UPSA e USAM aumentano il pressing

14 febbraio 2018 agvs-upsa.ch - Chi guida un veicolo nei paesi confinanti munito di targhe professionali rischia una multa. Ora l’UPSA e l’Unione svizzera delle arti e dei mestieri (USAM) chiedono con veemenza l’intervento dell’Ufficio federale delle strade (USTRA).



sco.L’appello al direttore dell’USTRA Jürg Röthlisberger reca la data del 7 febbraio e le firme di Hans-Rudolf Bigler, direttore dell’USAM, e di Urs Wernli, presidente centrale UPSA. In esso i due massimi rappresentanti delle associazioni chiedono all’autorità di «intavolare dei negoziati con la Germania ed eventualmente anche con l’Austria e la Francia per raggiungere un accordo per il mutuo riconoscimento delle targhe professionali». Quelle svizzere non sono infatti riconosciute nei paesi limitrofi.

La Convenzione sulla circolazione stradale di Vienna stabilisce che l’immatricolazione è sempre di competenza dello Stato in cui il veicolo era dislocato prima dello spostamento. La licenza di circolazione deve specificare perentoriamente la targa, la data della prima immatricolazione, il nome completo e il domicilio del detentore, il nome del costruttore del veicolo, il numero del telaio e altre indicazioni.

In altre parole: a livello internazionale, si considerano immatricolati solo i veicoli muniti di una targa rilasciata da un’autorità statale.

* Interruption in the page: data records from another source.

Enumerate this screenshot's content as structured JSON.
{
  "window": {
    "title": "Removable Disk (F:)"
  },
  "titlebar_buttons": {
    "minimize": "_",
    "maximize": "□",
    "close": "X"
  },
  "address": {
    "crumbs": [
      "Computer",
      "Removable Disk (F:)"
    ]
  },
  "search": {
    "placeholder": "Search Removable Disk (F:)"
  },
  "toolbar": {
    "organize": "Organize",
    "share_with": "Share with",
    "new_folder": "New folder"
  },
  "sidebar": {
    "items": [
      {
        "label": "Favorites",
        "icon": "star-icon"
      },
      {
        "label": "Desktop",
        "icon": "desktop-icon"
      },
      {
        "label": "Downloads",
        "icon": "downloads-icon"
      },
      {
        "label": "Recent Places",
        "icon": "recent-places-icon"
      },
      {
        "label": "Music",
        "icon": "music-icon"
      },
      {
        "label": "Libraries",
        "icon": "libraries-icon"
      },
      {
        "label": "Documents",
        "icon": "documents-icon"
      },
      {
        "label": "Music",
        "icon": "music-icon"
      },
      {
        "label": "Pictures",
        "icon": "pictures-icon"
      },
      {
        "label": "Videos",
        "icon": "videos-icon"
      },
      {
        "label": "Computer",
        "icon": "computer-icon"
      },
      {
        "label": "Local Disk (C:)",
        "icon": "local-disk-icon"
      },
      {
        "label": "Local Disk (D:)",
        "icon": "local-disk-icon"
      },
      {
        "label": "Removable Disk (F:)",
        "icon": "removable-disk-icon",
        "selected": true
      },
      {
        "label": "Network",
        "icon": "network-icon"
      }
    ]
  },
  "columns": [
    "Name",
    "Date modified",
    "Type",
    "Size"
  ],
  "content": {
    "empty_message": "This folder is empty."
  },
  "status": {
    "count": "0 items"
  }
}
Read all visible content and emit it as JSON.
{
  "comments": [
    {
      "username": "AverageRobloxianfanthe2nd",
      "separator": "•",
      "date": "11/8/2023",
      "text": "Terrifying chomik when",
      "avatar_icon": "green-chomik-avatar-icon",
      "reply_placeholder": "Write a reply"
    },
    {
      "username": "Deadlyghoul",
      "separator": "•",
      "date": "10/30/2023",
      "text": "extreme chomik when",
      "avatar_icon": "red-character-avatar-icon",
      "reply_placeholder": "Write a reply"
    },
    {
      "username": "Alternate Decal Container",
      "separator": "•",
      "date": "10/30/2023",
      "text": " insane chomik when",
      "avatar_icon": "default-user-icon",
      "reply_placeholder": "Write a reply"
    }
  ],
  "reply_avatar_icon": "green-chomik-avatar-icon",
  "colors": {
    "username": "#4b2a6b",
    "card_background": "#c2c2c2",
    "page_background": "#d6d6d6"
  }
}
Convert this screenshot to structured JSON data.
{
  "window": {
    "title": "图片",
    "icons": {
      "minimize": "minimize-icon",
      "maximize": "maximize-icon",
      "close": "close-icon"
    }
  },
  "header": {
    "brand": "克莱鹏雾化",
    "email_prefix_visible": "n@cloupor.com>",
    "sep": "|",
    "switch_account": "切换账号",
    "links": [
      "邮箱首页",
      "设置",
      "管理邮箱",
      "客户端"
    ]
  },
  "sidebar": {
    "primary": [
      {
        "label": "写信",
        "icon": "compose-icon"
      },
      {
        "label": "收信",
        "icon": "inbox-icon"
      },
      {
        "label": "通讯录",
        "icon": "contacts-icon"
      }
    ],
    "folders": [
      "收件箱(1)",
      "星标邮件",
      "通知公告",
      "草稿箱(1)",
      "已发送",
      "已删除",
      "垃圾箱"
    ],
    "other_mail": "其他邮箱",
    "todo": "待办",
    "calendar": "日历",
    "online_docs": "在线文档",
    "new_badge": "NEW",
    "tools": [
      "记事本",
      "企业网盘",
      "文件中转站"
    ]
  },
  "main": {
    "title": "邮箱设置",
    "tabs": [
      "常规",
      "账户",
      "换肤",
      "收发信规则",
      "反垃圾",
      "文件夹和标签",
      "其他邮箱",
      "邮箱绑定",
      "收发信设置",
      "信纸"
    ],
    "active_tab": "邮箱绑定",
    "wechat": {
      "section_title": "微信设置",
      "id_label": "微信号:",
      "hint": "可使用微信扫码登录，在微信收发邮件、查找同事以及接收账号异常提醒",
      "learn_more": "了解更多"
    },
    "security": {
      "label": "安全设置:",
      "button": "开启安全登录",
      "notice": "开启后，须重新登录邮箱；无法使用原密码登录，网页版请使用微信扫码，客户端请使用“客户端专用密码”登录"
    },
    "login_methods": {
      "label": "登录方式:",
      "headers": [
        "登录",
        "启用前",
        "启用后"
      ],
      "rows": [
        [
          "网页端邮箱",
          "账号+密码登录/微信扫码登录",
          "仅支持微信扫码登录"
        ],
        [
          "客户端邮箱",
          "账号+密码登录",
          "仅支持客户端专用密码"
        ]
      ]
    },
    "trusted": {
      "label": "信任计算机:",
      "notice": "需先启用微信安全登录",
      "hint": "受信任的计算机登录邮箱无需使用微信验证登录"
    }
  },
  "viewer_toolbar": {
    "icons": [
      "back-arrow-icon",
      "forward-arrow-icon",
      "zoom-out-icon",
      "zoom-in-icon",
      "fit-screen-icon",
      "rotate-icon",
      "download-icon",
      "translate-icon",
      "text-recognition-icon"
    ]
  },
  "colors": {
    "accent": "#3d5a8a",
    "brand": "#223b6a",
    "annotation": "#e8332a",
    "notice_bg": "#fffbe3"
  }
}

Ciò non comprende dunque quelle professionali, che vengono assegnate dai garagisti (ovvero da privati). Le targhe dei garage svizzeri vengono rilasciate insieme alle licenze di circolazione collettive. E dato che queste ultime non riportano tutte le indicazioni previste dalla Convenzione di Vienna, i documenti non hanno validità all’estero.

Proprio per questo motivo, non pochi svizzeri sono stati recentemente multati (specialmente dalle autorità tedesche) o respinti al confine perché circolavano con targhe professionali.

Negoziati in corso con l’Italia

Nella sola zona di confine con la Germania l’UPSA conta circa 1750 garage; urge perciò una convenzione con il „vicino“ a nord. Con l’Italia, invece, la Svizzera sta già trattando (a livello tecnico) un accordo per il mutuo riconoscimento delle targhe professionali.